消防で活躍する場が有るのなら抜けたら?自治会でやる事が有るのなら、そっちを優先しなさいよ。行政は行政なりに、解らないながら「いざ」の時の為にシュミレーションしているんじゃない~。本当に大地震が来た時に、どうすれば一番効率よく事に当たれるかを考えているんですから、その時に動ける自信がない奴は要らんのでは?
だいたい、そんな事を言い出したら「自分が下敷き」かも知れないじゃないですか~、違う???行政も、「メールで連絡する」なんてトロイ事を言ってられる程度の地震なら、自分でやれっちゅうの!
何も講習を受けていなくても、例え応急危険度判定士の資格なんぞ持っていなくても、その時が来たら機敏に対応する奴はするし、しない奴は全くしないと思うから。それで良いんじゃない?いろんな人がいるんですよ。
阪神淡路の時だって、人の為に頑張った人は沢山居る。誰に言われなくても「自分が出来る事」を自分なりにこなした人たちがね。それを踏まえて「応急危険度判定士」に手を上げたんじゃないの?それとも、この資格でも取れば仕事になるとでも思ったのでしょうか?(言い過ぎなら失礼)

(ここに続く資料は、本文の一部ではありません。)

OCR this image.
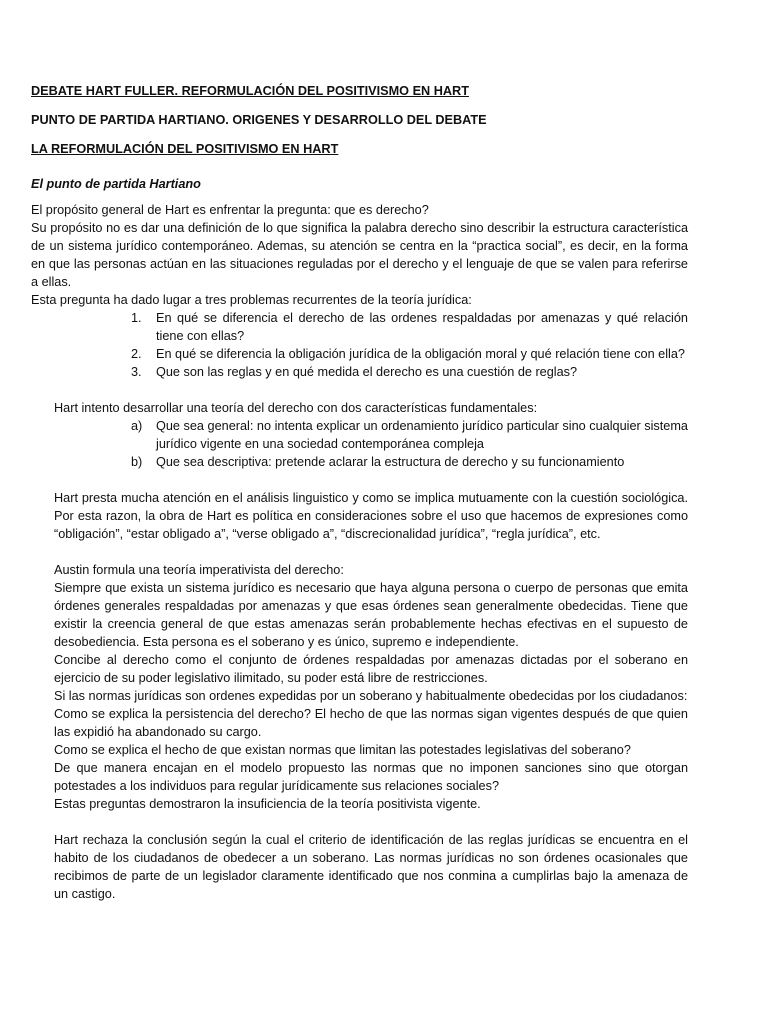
DEBATE HART FULLER. REFORMULACIÓN DEL POSITIVISMO EN HART

PUNTO DE PARTIDA HARTIANO. ORIGENES Y DESARROLLO DEL DEBATE

LA REFORMULACIÓN DEL POSITIVISMO EN HART

El punto de partida Hartiano

El propósito general de Hart es enfrentar la pregunta: que es derecho?

Su propósito no es dar una definición de lo que significa la palabra derecho sino describir la estructura característica de un sistema jurídico contemporáneo. Ademas, su atención se centra en la “practica social”, es decir, en la forma en que las personas actúan en las situaciones reguladas por el derecho y el lenguaje de que se valen para referirse a ellas.

Esta pregunta ha dado lugar a tres problemas recurrentes de la teoría jurídica:

1. En qué se diferencia el derecho de las ordenes respaldadas por amenazas y qué relación tiene con ellas?
2. En qué se diferencia la obligación jurídica de la obligación moral y qué relación tiene con ella?
3. Que son las reglas y en qué medida el derecho es una cuestión de reglas?

Hart intento desarrollar una teoría del derecho con dos características fundamentales:

a) Que sea general: no intenta explicar un ordenamiento jurídico particular sino cualquier sistema jurídico vigente en una sociedad contemporánea compleja
b) Que sea descriptiva: pretende aclarar la estructura de derecho y su funcionamiento

Hart presta mucha atención en el análisis linguistico y como se implica mutuamente con la cuestión sociológica. Por esta razon, la obra de Hart es política en consideraciones sobre el uso que hacemos de expresiones como “obligación”, “estar obligado a”, “verse obligado a”, “discrecionalidad jurídica”, “regla jurídica”, etc.

Austin formula una teoría imperativista del derecho:

Siempre que exista un sistema jurídico es necesario que haya alguna persona o cuerpo de personas que emita órdenes generales respaldadas por amenazas y que esas órdenes sean generalmente obedecidas. Tiene que existir la creencia general de que estas amenazas serán probablemente hechas efectivas en el supuesto de desobediencia. Esta persona es el soberano y es único, supremo e independiente.

Concibe al derecho como el conjunto de órdenes respaldadas por amenazas dictadas por el soberano en ejercicio de su poder legislativo ilimitado, su poder está libre de restricciones.

Si las normas jurídicas son ordenes expedidas por un soberano y habitualmente obedecidas por los ciudadanos:

Como se explica la persistencia del derecho? El hecho de que las normas sigan vigentes después de que quien las expidió ha abandonado su cargo.

Como se explica el hecho de que existan normas que limitan las potestades legislativas del soberano?

De que manera encajan en el modelo propuesto las normas que no imponen sanciones sino que otorgan potestades a los individuos para regular jurídicamente sus relaciones sociales?

Estas preguntas demostraron la insuficiencia de la teoría positivista vigente.

Hart rechaza la conclusión según la cual el criterio de identificación de las reglas jurídicas se encuentra en el habito de los ciudadanos de obedecer a un soberano. Las normas jurídicas no son órdenes ocasionales que recibimos de parte de un legislador claramente identificado que nos conmina a cumplirlas bajo la amenaza de un castigo.
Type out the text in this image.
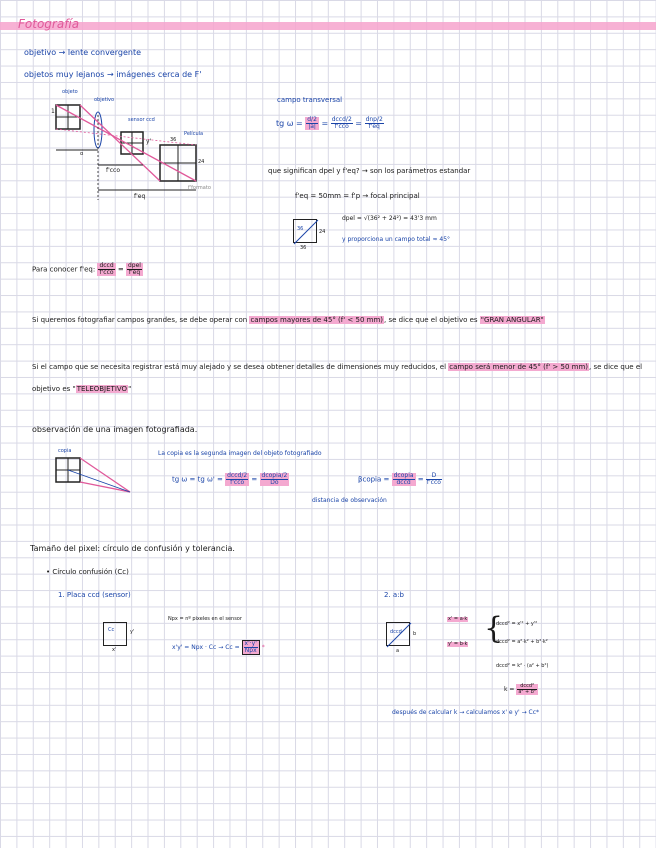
Fotografía
objetivo → lente convergente
objetos muy lejanos → imágenes cerca de F'
objeto
objetivo
sensor ccd
Película
1
y'	36
24
f'cco
f'eq
α
f'formato
campo transversal
tg $\omega = \frac{d/2}{|a|} = \frac{\text{dccd/2}}{\text{f'cco}} = \frac{\text{dnp/2}}{f'eq}$
que significan dpel y f'eq? → son los parámetros estandar
f'eq = 50mm = f'p → focal principal
36	24
36
dpel = √(36² + 24²) = 43'3 mm
y proporciona un campo total ≈ 45°
Para conocer f'eq: $\frac{\text{dccd}}{\text{f'cco}} = \frac{\text{dpel}}{f'eq}$
Si queremos fotografiar campos grandes, se debe operar con campos mayores de 45° (f' < 50 mm), se dice que el objetivo es "GRAN ANGULAR"
Si el campo que se necesita registrar está muy alejado y se desea obtener detalles de dimensiones muy reducidos, el campo será menor de 45° (f' > 50 mm), se dice que el objetivo es "TELEOBJETIVO"
observación de una imagen fotografiada.
copia	La copia es la segunda imagen del objeto fotografiado
tg ω = tg $\omega' = \frac{\text{dccd/2}}{\text{f'cco}} = \frac{\text{dcopia/2}}{Do}$
distancia de observación
βcopia = $\frac{\text{dcopia}}{\text{dccd}} = \frac{D}{\text{f'cco}}$
Tamaño del pixel: círculo de confusión y tolerancia.
• Círculo confusión (Cc)
1. Placa ccd (sensor)	2. a:b
Npx = nº pixeles en el sensor
Cc	y'
x'	x'y' = Npx · $Cc \to Cc = \frac{x'\cdot y'}{\text{Npx}}$ *
dccd b
a
x' = a·k
y' = b·k {
dccd² = x'² + y'²
dccd² = a²·k² + b²·k²
dccd² = k² · (a² + b²)
$k = \frac{\text{dccd²}}{\text{a² + b²}}$
después de calcular k → calculamos x' e y' → Cc*
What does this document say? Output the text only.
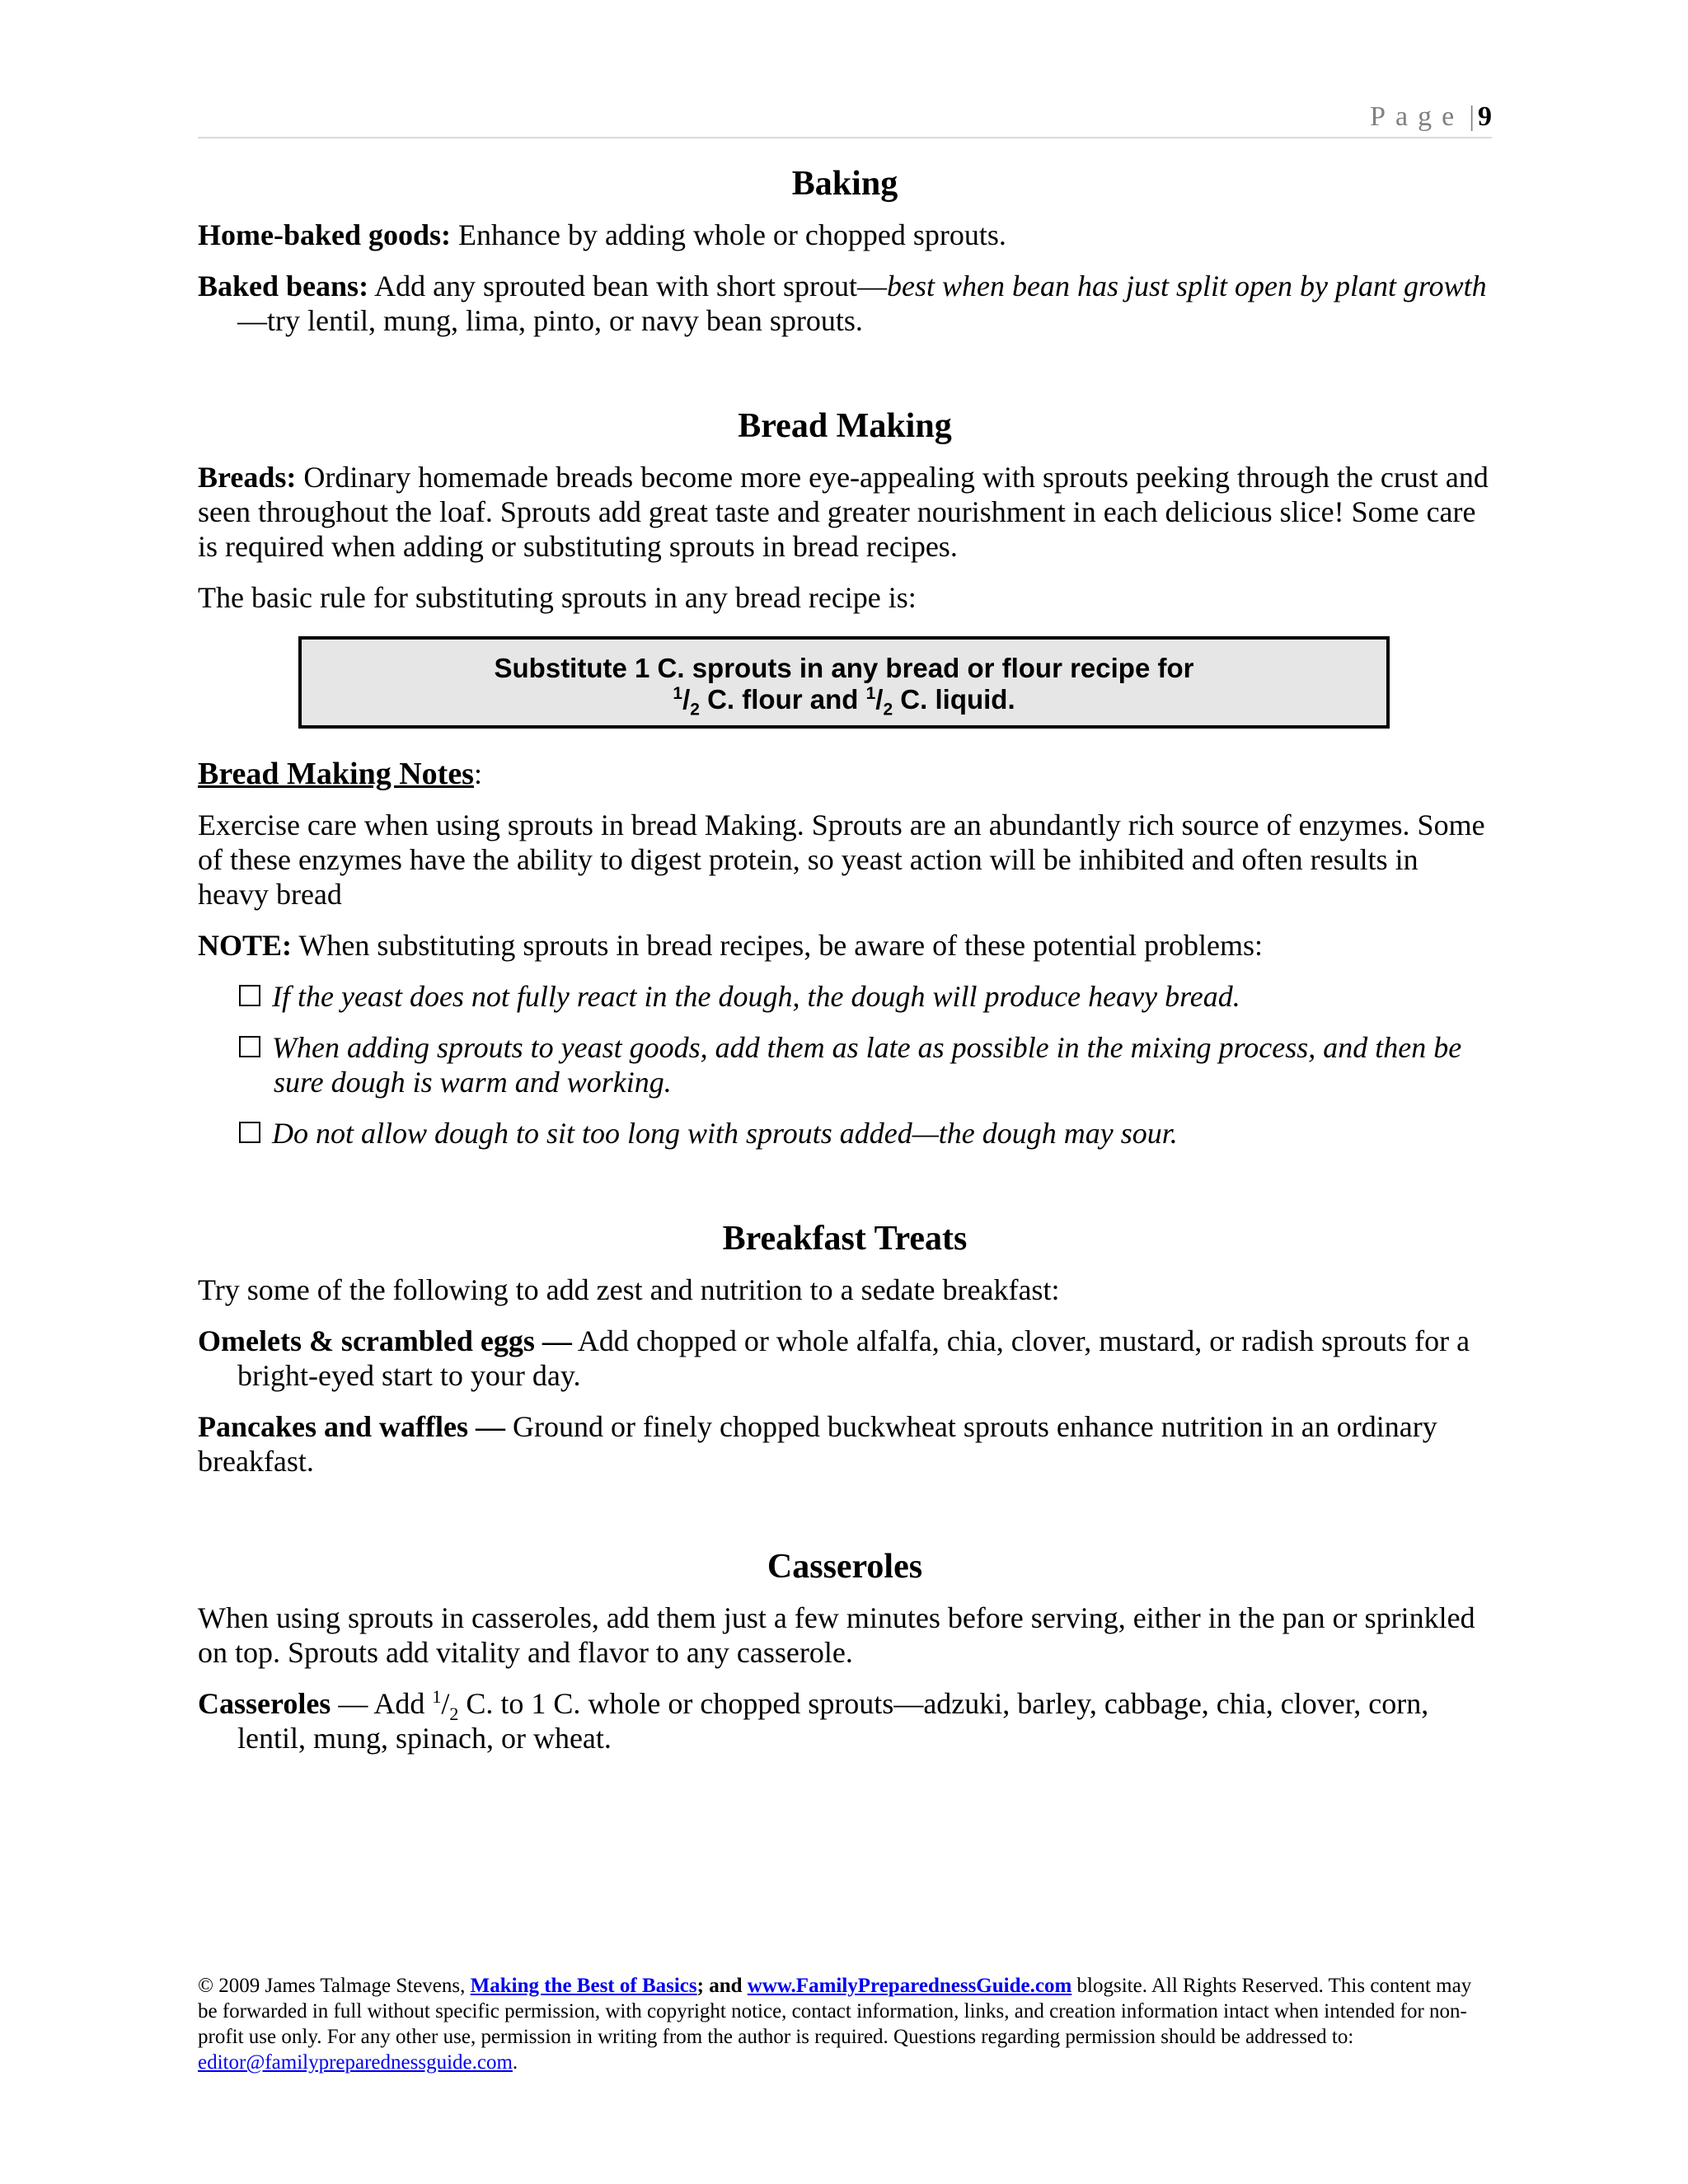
Page | 9
Baking

Home-baked goods: Enhance by adding whole or chopped sprouts.

Baked beans: Add any sprouted bean with short sprout—best when bean has just split open by plant growth—try lentil, mung, lima, pinto, or navy bean sprouts.

Bread Making

Breads: Ordinary homemade breads become more eye-appealing with sprouts peeking through the crust and seen throughout the loaf. Sprouts add great taste and greater nourishment in each delicious slice! Some care is required when adding or substituting sprouts in bread recipes.

The basic rule for substituting sprouts in any bread recipe is:

Substitute 1 C. sprouts in any bread or flour recipe for
$^1/_2$ C. flour and $^1/_2$ C. liquid.

Bread Making Notes:

Exercise care when using sprouts in bread Making. Sprouts are an abundantly rich source of enzymes. Some of these enzymes have the ability to digest protein, so yeast action will be inhibited and often results in heavy bread

NOTE: When substituting sprouts in bread recipes, be aware of these potential problems:

If the yeast does not fully react in the dough, the dough will produce heavy bread.
When adding sprouts to yeast goods, add them as late as possible in the mixing process, and then be sure dough is warm and working.
Do not allow dough to sit too long with sprouts added—the dough may sour.
Breakfast Treats

Try some of the following to add zest and nutrition to a sedate breakfast:

Omelets & scrambled eggs — Add chopped or whole alfalfa, chia, clover, mustard, or radish sprouts for a bright-eyed start to your day.

Pancakes and waffles — Ground or finely chopped buckwheat sprouts enhance nutrition in an ordinary breakfast.

Casseroles

When using sprouts in casseroles, add them just a few minutes before serving, either in the pan or sprinkled on top. Sprouts add vitality and flavor to any casserole.

Casseroles — Add $^1/_2$ C. to 1 C. whole or chopped sprouts—adzuki, barley, cabbage, chia, clover, corn, lentil, mung, spinach, or wheat.

© 2009 James Talmage Stevens, Making the Best of Basics; and www.FamilyPreparednessGuide.com blogsite. All Rights Reserved. This content may be forwarded in full without specific permission, with copyright notice, contact information, links, and creation information intact when intended for non-profit use only. For any other use, permission in writing from the author is required. Questions regarding permission should be addressed to: editor@familypreparednessguide.com.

ダルイ会議に時間を割かないで欲しいなぁ~。私、真面目だから「集まれ!」って言われると行っちゃうのよねぇ~、ダルイ会議だと解っているのに・・・。で、帰るときに「やっぱり来なきゃ良かった」と思うわけだ。自分も悪いんだけど、なんか消化不良起すような会議は辞めにしませんか?
誤解の無いようにお断りしておきますが、大多数の応急危険度判定士さんは、「いざ」の時には活躍されると思います。判定訓練や、それなりの講習も受けていますからね。